砂漠の賢者 The Best BondS-3
 何故痛いのを我慢してまで歩こうとするのか、リゼにはわからなかった。
 しかしエナが何を言わんとしているのかは理解した。
 自己弁護でも謝罪でもない。
 説教を始める気なのだ。
 助かったのだから、さっさと逃げ出すなりなんなりすればよいものを。
 欲しかったのは薄っぺらい正義を掲げた説教ではない。
 強い感情が浮かぶ、その瞳が見たかっただけだ。

「それなら……!」

 言いかけたエナが倒れこむ。
 もうまともに力が入らないのだろう。

「……く、ぅっ!」

 床に平伏し痛みに呻くエナを後ろの二人は声も掛けずにただ見守るだけだった。
 その視線の先で、彼女の纏う空気が変化を帯びる。

「それだったら……! なんで壊すの!?」

 床に倒れこんだまま、肘だけで上半身を支えて見上げる少女の目には、もう涙は浮かんでいなかった。
 目は、赤かったけれど。

「あたしが望んだ!? あたしが死にたくないと思ったから!?」

 上体を起こしたその姿には、確かな意志。
 そして叩きつけられる、想いそのもの。

「責任転嫁すんな!」

 それを言うなら、貴女の方だ。
 喉まで出掛かった言葉は、次の言葉に呑み込まれる。

「殺してなんて言ってない。
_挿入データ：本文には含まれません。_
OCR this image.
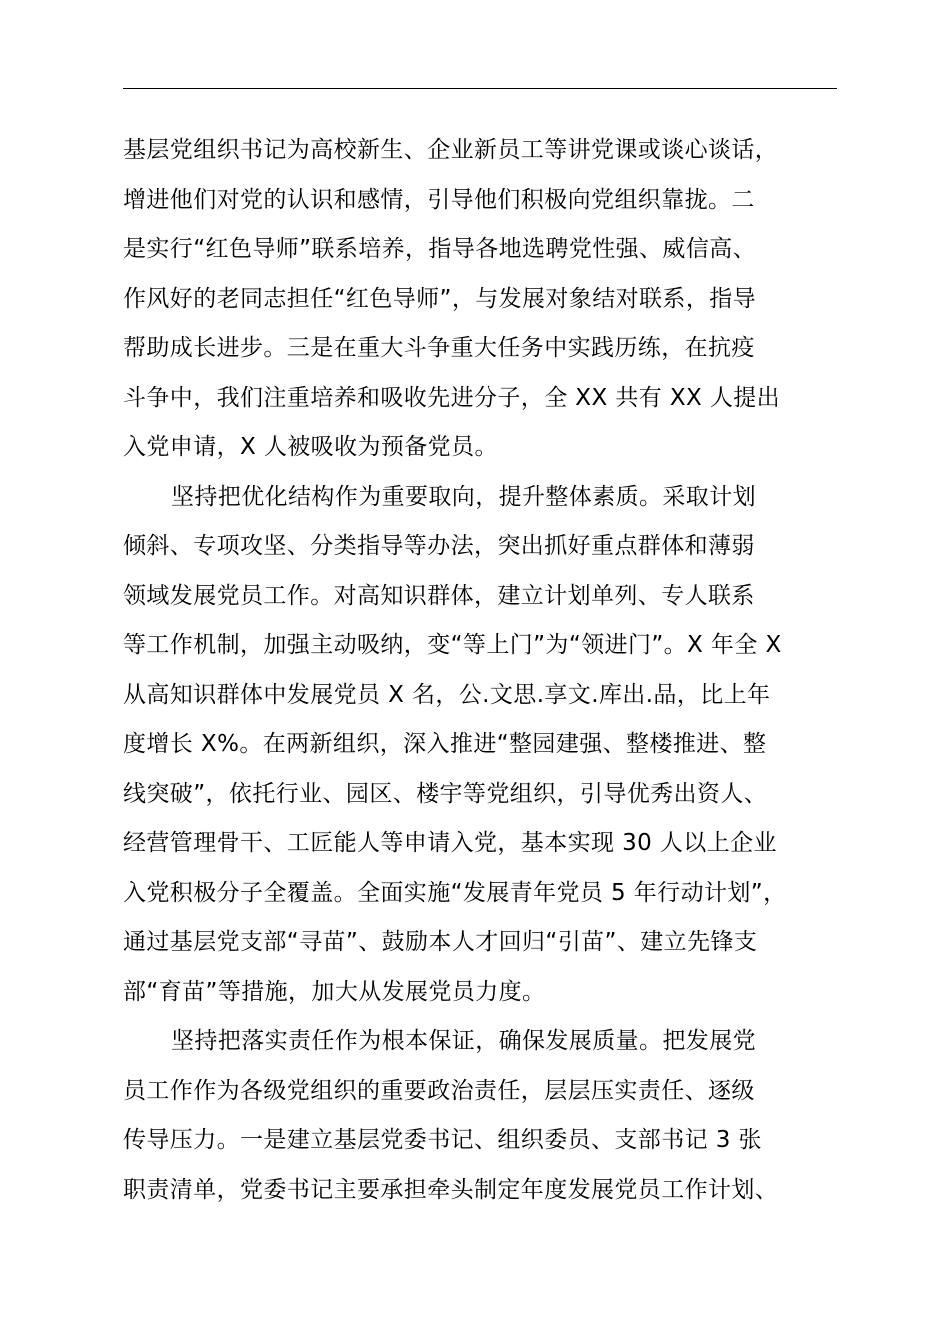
基层党组织书记为高校新生、企业新员工等讲党课或谈心谈话，
增进他们对党的认识和感情，引导他们积极向党组织靠拢。二
是实行“红色导师”联系培养，指导各地选聘党性强、威信高、
作风好的老同志担任“红色导师”，与发展对象结对联系，指导
帮助成长进步。三是在重大斗争重大任务中实践历练，在抗疫
斗争中，我们注重培养和吸收先进分子，全 XX 共有 XX 人提出
入党申请，X 人被吸收为预备党员。
坚持把优化结构作为重要取向，提升整体素质。采取计划
倾斜、专项攻坚、分类指导等办法，突出抓好重点群体和薄弱
领域发展党员工作。对高知识群体，建立计划单列、专人联系
等工作机制，加强主动吸纳，变“等上门”为“领进门”。X 年全 X
从高知识群体中发展党员 X 名，公.文思.享文.库出.品，比上年
度增长 X%。在两新组织，深入推进“整园建强、整楼推进、整
线突破”，依托行业、园区、楼宇等党组织，引导优秀出资人、
经营管理骨干、工匠能人等申请入党，基本实现 30 人以上企业
入党积极分子全覆盖。全面实施“发展青年党员 5 年行动计划”，
通过基层党支部“寻苗”、鼓励本人才回归“引苗”、建立先锋支
部“育苗”等措施，加大从发展党员力度。
坚持把落实责任作为根本保证，确保发展质量。把发展党
员工作作为各级党组织的重要政治责任，层层压实责任、逐级
传导压力。一是建立基层党委书记、组织委员、支部书记 3 张
职责清单，党委书记主要承担牵头制定年度发展党员工作计划、
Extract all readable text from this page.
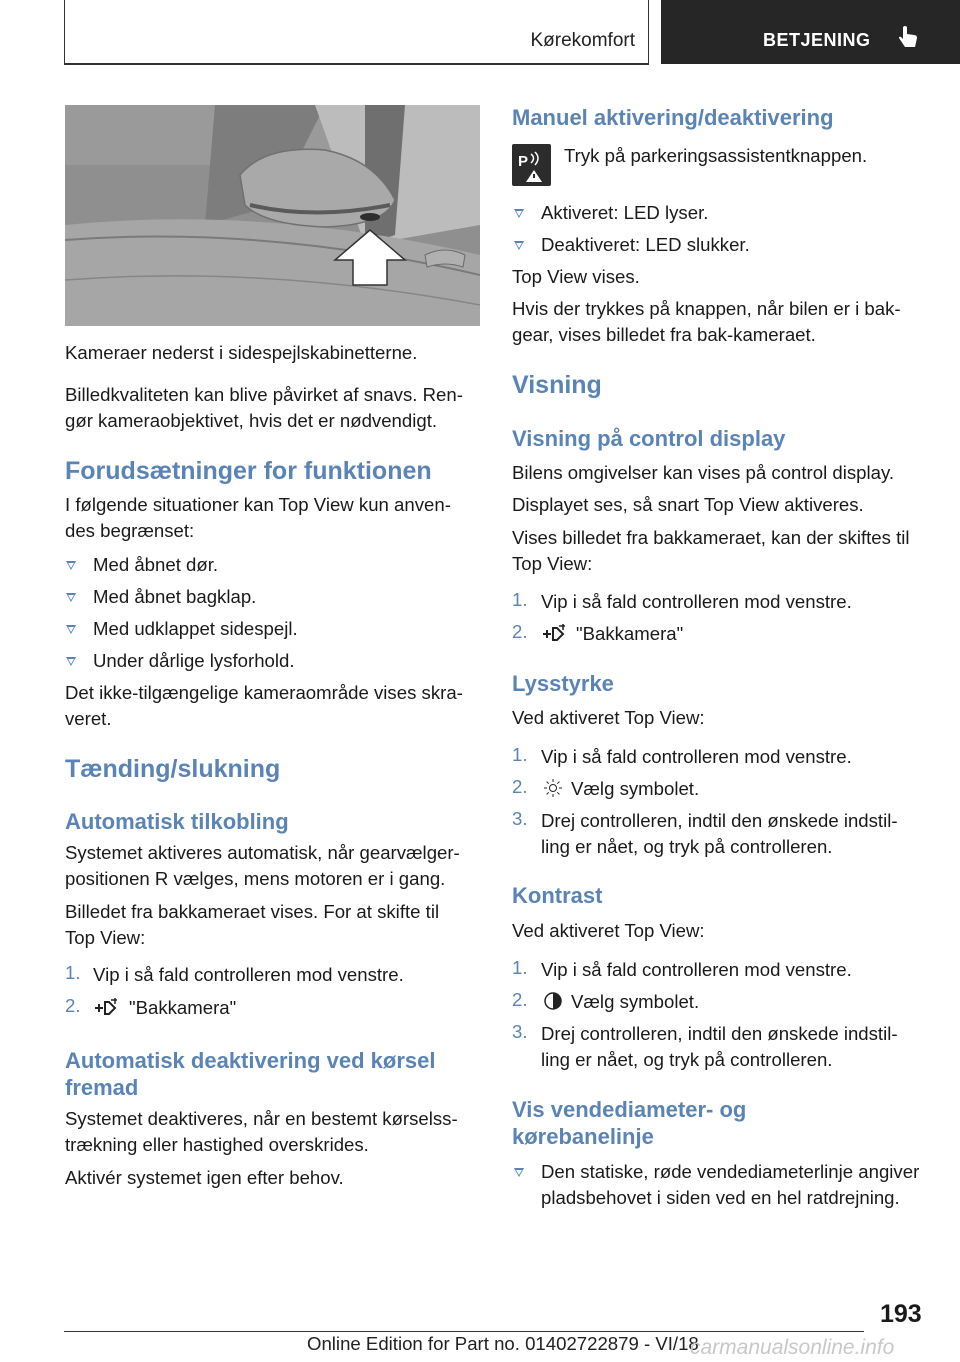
Kørekomfort	BETJENING

Kameraer nederst i sidespejlskabinetterne.

Billedkvaliteten kan blive påvirket af snavs. Ren-

gør kameraobjektivet, hvis det er nødvendigt.

Forudsætninger for funktionen

I følgende situationer kan Top View kun anven-

des begrænset:

Med åbnet dør.

Med åbnet bagklap.

Med udklappet sidespejl.

Under dårlige lysforhold.

Det ikke-tilgængelige kameraområde vises skra-

veret.

Tænding/slukning
Automatisk tilkobling

Systemet aktiveres automatisk, når gearvælger-

positionen R vælges, mens motoren er i gang.

Billedet fra bakkameraet vises. For at skifte til

Top View:

1. Vip i så fald controlleren mod venstre.

2.	"Bakkamera"

Automatisk deaktivering ved kørsel
fremad

Systemet deaktiveres, når en bestemt kørselss-

trækning eller hastighed overskrides.

Aktivér systemet igen efter behov.

Manuel aktivering/deaktivering
P Tryk på parkeringsassistentknappen.

Aktiveret: LED lyser.

Deaktiveret: LED slukker.

Top View vises.

Hvis der trykkes på knappen, når bilen er i bak-

gear, vises billedet fra bak-kameraet.

Visning
Visning på control display

Bilens omgivelser kan vises på control display.

Displayet ses, så snart Top View aktiveres.

Vises billedet fra bakkameraet, kan der skiftes til

Top View:

1. Vip i så fald controlleren mod venstre.

2.	"Bakkamera"

Lysstyrke

Ved aktiveret Top View:

1. Vip i så fald controlleren mod venstre.

2. Vælg symbolet.

3. Drej controlleren, indtil den ønskede indstil-

ling er nået, og tryk på controlleren.

Kontrast

Ved aktiveret Top View:

1. Vip i så fald controlleren mod venstre.

2. Vælg symbolet.

3. Drej controlleren, indtil den ønskede indstil-

ling er nået, og tryk på controlleren.

Vis vendediameter- og
kørebanelinje

Den statiske, røde vendediameterlinje angiver

pladsbehovet i siden ved en hel ratdrejning.

193
Online Edition for Part no. 01402722879 - VI/18
carmanualsonline.info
あたしは、あんたに助けなんて、求めてない」

 唖然とした。
 そして、なんて残酷な女性(ヒト)なんだと思った。
 命を危険に晒し、全身で生きることへの執着を見せ付けておいて、仮にも彼女を生かす為に父親を手にかけた自分の行動を躊躇いもなく否定する。
 お前が勝手にやったことだと言ってのける。
 説教かと思いきや、子どものような究極の自己弁護。

「あんたにはあんたの護るものがある。あんたが護りたいのは、あたしじゃなかった」

 護りたいもの?
 そんなものなど、何一つ無い。
 あるのは、壊したいものだけだ。
 そんな思いが伝わったのだろうか。
 彼女は声を張り上げた。

「あんたは護りきれないことを怖れ! 捨てられることを怖れて! 挙句に責任背負うことにもビビってる!」

 理由もわからないままに、どきりとした。
 思いが伝わったのではない。
 見透かされているのだと体の何処かが声をあげた。
 好き勝手にまくし立てた少女は流石に息が切れたのか、肩で息をして呼吸を整える。
 それでも逸らさぬその目を、怖いと思った。
 彼女の口から出てくる言葉を畏れた。